Element IDs are assigned sequentially (1, 2, 3, ...) during a single parse. IDs are NOT stable across page loads -- they are positional, not content-based. The delta diff system uses content keys (tag + text + href + bounds) rather than IDs to match elements across page transitions.

Testing

Integration tests

Tests live in crates/core/tests/ as integration tests:

cargo test -p browsy-core                        # all tests
cargo test -p browsy-core --test css_layout      # CSS + layout
cargo test -p browsy-core --test output          # Spatial DOM output

Detection benchmark

The crates/core/tests/corpus/ directory contains HTML snapshots of real websites with ground truth labels in manifest.json.

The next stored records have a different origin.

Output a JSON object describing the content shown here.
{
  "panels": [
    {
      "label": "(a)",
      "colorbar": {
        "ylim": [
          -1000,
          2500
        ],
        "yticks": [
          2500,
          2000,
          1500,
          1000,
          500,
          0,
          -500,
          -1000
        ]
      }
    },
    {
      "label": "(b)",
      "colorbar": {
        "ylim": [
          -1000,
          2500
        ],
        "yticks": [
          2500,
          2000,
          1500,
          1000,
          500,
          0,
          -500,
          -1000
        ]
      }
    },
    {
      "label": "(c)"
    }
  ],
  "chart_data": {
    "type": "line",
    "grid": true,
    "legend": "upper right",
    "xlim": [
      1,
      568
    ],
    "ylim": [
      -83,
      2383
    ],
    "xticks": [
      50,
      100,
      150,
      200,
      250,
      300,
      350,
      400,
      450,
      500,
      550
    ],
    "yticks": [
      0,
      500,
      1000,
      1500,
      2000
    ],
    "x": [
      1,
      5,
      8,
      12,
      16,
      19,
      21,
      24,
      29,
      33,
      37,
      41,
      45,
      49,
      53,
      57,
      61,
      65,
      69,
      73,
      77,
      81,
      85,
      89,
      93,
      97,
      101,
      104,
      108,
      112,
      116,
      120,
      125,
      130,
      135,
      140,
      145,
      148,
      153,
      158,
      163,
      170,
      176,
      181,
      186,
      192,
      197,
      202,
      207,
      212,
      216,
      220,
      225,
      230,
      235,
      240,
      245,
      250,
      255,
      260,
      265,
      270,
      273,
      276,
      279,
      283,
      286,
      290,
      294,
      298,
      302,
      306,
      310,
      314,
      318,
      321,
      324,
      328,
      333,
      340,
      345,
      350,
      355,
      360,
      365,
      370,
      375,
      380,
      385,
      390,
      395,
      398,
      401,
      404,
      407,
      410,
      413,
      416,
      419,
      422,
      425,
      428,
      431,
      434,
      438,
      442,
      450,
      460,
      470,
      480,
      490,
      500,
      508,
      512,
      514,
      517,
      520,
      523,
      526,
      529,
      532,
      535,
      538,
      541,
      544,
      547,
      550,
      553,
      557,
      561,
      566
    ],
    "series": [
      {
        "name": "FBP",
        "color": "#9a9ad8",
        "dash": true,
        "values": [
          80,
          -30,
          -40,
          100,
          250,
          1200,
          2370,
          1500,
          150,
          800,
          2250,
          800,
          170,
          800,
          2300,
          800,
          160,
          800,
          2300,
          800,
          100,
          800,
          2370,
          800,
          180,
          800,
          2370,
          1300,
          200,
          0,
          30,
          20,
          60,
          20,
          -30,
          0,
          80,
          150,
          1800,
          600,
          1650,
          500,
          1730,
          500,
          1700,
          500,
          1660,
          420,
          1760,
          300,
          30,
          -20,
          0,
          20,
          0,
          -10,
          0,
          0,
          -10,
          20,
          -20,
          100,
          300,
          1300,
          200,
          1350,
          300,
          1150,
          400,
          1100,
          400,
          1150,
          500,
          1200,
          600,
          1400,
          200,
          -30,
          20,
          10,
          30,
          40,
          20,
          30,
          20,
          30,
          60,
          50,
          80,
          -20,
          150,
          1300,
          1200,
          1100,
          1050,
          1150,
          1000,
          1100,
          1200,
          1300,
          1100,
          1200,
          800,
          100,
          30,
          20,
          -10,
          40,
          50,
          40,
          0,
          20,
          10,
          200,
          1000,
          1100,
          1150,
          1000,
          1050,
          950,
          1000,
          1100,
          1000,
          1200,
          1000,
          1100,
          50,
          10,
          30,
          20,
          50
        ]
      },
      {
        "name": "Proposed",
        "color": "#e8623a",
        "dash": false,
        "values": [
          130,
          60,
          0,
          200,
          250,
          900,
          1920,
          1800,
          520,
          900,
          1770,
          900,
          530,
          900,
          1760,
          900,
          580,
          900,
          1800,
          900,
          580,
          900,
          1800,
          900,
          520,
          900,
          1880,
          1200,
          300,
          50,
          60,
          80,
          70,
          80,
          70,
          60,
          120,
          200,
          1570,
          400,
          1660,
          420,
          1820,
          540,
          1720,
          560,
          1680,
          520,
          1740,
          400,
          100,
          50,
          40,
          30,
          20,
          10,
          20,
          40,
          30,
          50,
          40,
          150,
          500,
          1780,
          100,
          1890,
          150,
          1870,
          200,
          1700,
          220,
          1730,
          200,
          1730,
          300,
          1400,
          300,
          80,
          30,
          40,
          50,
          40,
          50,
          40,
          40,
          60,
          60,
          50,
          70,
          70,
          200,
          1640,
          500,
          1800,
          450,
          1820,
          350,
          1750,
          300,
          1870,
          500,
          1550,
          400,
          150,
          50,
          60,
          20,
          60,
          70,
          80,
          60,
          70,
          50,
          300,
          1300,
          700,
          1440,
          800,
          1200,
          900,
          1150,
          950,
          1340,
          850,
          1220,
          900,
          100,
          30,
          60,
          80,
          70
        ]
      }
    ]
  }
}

The benchmark runner parses every snapshot and verifies:

  • Correct page type classification
  • Correct suggested action detection
  • Valid element IDs in all actions (referencing real elements)
  • Verification code extraction accuracy
cargo test -p browsy-core --test benchmark -- --nocapture

Adding a new test case:

  1. Harvest an HTML snapshot with HARVEST_URL and HARVEST_NAME environment variables.
  2. Add the expected labels to corpus/manifest.json.
  3. Run the benchmark to confirm the failure.
  4. Fix the heuristics in output/mod.rs.
  5. Re-run the benchmark to confirm the fix with no regressions.

Output formats

JSON

Full structured output via serde_json. All optional fields use skip_serializing_if to keep the JSON compact.

Compact text

A minimal text format designed for LLM token efficiency:

[1:h1 "Page Title"]
[!2:div "Hidden content"]
[3:input:email [email] [*] "Enter email" wide]
[4:button "Submit" full]
[5:a "Link" ->https://example.com @top-R]

Each element is one line: [id:tag "text"] with annotations for type, name, state, size, href, and position.

Delta format

For page transitions, the delta format shows only what changed:

-[3,5,7]
[+8:h1 "New Heading"]
[+9:a "New Link" ->https://example.com]

Removed element IDs are prefixed with -, added/changed elements with +.